Oya Baydar: '12 Eylül Topu Şimdi Bizde'

T24 sitesinde yayınlanan yazısında Oya Baydar, 12 Eylül davasının açılmasının çok önemli bir fırsat olduğunu belirterek davanın, 'göstermelik olmaktan çıkarılması, bir ayakları çukurda iki darbeci generalin mahkûm edilmesiyle sınırlı kalmaktan kurtarılması bizlere bağlı' diyor.

Bizler; geleneksel soldan gelen 68’liler, 78’liler, buluşacakken ayrılmayı, birleşebilecekken ayrışmayı iyi beceriyoruz. Uzlaşmaz çelişkilerin çatışmalı çözümünün tek geçerli yöntem ve devrimcilik sayıldığı bir çağın, 20. yüzyılın çocuklarıyız. Bizim kuşağın dilinde uzlaşma kavramı, uzlaşmacılık devrimciliğe limon sıkmak sayılır, küfür olarak kullanılırdı. Oysa günümüzde sorunların silahla, şiddetle, savaşla değil diyalogla, uzlaşmayla çözümü -henüz her alanda başarılamasa bile- siyasal etiğin ve pratiğin gereği olarak öne çıkıyor; çatışkı çözümü ders olarak okutuluyor. Biz ise, tartışma götürmez ortak noktalarda bile tek ses, tek yürek olamıyoruz.

Son ayrışma ve tartışma konumuz geçtiğimiz günlerde başlayan 12 Eylül davası. 32 yıl önce bu toplumun üzerinden silindir gibi geçen; getirdiği vesayetçi faşizan anayasa ve yasaların cenderesinde debelenmekten, boğucu havasını solumaktan, ardcılarını yaşamaktan hâlâ kurtulamadığımız 12 Eylül darbesinin hayatta kalan iki elebaşısı yargılanıyor. Ve bizler, 12 Eylül’ün gerçek hedefi ve mağdurları olan sol cenahtakiler, “Bir daha 12 Eylüller yaşanmasın” çığlığında ve isteminde amasız, fakatsız, esteksiz kösteksiz buluşamıyoruz. Dava AKP’nin göz boyaması mı; demokratik kamu oyunun dikkatini KCK davasından uzaklaştırmak için bir manevra mı; bunca yıl sonra iki ihtiyarı yargılamanın anlamı kaldı mı kalmadı mı tartışmaları ile oyalanıyoruz.

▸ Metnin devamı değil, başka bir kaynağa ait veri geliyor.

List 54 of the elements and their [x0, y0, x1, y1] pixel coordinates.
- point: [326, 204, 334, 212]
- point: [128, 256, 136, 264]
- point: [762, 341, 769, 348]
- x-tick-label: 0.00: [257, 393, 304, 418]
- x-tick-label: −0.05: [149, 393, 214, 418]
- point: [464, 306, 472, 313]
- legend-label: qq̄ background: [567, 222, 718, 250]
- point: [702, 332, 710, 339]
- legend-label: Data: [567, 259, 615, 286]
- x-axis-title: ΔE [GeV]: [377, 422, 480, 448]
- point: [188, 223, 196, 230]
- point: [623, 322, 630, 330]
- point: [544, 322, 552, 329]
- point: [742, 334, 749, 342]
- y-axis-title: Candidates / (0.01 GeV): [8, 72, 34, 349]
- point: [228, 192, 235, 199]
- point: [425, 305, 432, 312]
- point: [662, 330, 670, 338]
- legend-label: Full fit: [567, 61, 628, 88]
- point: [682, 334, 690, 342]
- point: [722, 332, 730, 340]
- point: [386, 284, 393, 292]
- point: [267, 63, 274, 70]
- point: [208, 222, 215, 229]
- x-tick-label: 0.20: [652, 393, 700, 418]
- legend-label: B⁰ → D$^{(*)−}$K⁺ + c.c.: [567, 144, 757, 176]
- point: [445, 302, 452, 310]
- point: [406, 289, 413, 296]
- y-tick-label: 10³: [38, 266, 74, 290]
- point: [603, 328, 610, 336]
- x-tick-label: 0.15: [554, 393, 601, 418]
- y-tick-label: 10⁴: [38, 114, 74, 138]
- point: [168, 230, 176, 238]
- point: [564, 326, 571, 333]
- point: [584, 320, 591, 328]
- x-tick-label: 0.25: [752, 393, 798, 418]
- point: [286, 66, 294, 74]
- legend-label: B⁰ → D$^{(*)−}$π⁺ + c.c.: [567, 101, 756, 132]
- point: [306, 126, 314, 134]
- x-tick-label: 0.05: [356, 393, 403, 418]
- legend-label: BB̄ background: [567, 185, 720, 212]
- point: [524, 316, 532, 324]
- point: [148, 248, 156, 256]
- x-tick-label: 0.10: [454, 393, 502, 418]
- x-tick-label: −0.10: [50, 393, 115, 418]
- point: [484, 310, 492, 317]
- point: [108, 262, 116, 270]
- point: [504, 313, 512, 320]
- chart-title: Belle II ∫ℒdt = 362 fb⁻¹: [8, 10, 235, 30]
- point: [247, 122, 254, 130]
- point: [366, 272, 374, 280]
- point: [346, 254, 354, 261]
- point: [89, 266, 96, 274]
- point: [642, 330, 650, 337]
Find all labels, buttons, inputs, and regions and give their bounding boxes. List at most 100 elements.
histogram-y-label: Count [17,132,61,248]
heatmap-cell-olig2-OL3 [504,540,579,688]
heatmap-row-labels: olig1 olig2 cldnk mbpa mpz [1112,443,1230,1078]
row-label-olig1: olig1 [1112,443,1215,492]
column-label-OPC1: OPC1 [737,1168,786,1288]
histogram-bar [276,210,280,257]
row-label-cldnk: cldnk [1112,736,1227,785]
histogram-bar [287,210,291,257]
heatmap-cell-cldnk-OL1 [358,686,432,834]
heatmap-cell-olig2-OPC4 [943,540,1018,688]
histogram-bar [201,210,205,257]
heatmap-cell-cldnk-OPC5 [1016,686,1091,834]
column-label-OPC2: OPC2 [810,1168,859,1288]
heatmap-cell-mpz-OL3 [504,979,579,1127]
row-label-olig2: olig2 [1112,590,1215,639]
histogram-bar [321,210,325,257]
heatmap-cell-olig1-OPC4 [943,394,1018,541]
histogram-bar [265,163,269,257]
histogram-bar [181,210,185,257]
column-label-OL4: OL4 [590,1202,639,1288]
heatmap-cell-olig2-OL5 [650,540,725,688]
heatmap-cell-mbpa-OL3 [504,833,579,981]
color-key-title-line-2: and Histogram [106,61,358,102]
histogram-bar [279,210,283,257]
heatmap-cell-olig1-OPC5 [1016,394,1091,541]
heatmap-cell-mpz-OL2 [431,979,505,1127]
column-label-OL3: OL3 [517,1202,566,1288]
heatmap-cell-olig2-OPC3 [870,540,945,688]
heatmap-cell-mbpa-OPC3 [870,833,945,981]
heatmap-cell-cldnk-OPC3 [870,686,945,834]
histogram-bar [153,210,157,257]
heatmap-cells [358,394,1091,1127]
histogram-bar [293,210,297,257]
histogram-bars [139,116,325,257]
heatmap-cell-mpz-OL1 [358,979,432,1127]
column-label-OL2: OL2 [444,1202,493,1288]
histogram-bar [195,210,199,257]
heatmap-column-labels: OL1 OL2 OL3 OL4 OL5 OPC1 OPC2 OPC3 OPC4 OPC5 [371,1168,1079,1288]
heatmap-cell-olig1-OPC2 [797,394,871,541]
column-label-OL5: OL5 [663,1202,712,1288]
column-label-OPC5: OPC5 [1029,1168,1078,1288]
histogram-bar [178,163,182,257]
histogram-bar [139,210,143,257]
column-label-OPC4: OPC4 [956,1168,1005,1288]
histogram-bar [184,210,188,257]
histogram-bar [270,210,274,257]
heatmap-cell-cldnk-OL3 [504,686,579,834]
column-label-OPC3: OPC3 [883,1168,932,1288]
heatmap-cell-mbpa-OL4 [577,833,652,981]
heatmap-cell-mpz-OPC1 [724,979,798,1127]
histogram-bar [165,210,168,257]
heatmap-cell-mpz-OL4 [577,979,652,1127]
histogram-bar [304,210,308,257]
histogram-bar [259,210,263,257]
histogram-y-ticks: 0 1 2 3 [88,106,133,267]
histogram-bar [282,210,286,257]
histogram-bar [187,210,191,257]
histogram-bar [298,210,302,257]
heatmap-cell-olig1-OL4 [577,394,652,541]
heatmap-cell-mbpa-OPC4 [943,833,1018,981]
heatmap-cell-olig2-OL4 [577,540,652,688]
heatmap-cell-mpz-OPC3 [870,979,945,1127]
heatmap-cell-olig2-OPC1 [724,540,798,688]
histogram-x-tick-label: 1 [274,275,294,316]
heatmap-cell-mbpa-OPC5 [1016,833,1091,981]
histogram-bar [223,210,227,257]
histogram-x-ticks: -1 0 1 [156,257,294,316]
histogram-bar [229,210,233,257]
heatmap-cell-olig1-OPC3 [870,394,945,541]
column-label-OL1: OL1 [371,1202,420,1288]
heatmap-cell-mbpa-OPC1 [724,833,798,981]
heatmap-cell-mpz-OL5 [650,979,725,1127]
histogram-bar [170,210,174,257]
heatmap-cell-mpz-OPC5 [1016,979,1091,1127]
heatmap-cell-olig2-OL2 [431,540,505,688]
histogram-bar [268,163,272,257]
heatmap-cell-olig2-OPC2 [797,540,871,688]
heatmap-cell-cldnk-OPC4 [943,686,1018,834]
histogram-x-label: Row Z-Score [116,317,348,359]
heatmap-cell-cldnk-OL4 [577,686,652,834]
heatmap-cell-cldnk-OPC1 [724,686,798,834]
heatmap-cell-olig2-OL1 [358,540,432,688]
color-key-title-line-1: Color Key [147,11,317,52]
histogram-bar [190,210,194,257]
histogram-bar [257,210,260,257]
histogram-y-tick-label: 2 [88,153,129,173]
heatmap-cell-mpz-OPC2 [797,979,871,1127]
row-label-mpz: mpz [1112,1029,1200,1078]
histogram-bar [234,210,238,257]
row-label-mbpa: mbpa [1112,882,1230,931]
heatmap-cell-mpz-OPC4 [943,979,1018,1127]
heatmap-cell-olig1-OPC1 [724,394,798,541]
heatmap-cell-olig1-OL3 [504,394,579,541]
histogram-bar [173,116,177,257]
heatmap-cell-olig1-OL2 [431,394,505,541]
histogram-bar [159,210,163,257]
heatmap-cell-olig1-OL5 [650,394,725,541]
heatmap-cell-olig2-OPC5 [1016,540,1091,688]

Sonda söyleyeceğimi baştan söyleyeyim: Eğer 12 Eylül faşist darbesinin karşısındaysak, kişi veya toplum olarak bu zorbalık rejiminin mağdurlarıysak ve en önemlisi 12 Eylül darbesinin ardındaki zihniyetle hesaplaşmak istiyorsak, bu davanın açılmış olmasını çok önemli bir fırsat olarak görmemiz gerekmez mi? Arkasındaki güçler ve hesapları ne olursa olsun, davanın göstermelik değil gerçek bir yargılamaya dönüşmesi, genişlemesi ve derinleştirilmesi, giderek 12 Eylül zihniyetinin ve rejiminin hâlâ yaşayan kalıntılarıyla birlikte kamuoyunun vicdanında mahkûm edilmesi için bizler canımızı dişimize takmazsak kim yapacak bunu? Yani, top bir şekilde ayağımıza gelmişken fırsatı değerlendirip kaleye doğru koşmak mı, yoksa kim attı pası, neden attı acaba, çıkarı var mı, maksadı nedir, hakem (siz özel yetkili mahkemeler olarak anlayın) taraflı ve yetkisiz, vb. diye oyalanıp, topu ayağımızda döndürüp durarak karşı takıma yeni gol fırsatları kazandırmak mı doğru? Bu soruya verilecek cevabın, yani topu beceriksizlikten ya da bilerek ıskalamanın yada aksine canhıraş bir oyunla kaleye doğru koşturmanın bütün siyasal kesimler, özellikle de sosyalist sol açısından bir demokratlık ve özgürlükçülük sınavı olduğunu düşünüyorum.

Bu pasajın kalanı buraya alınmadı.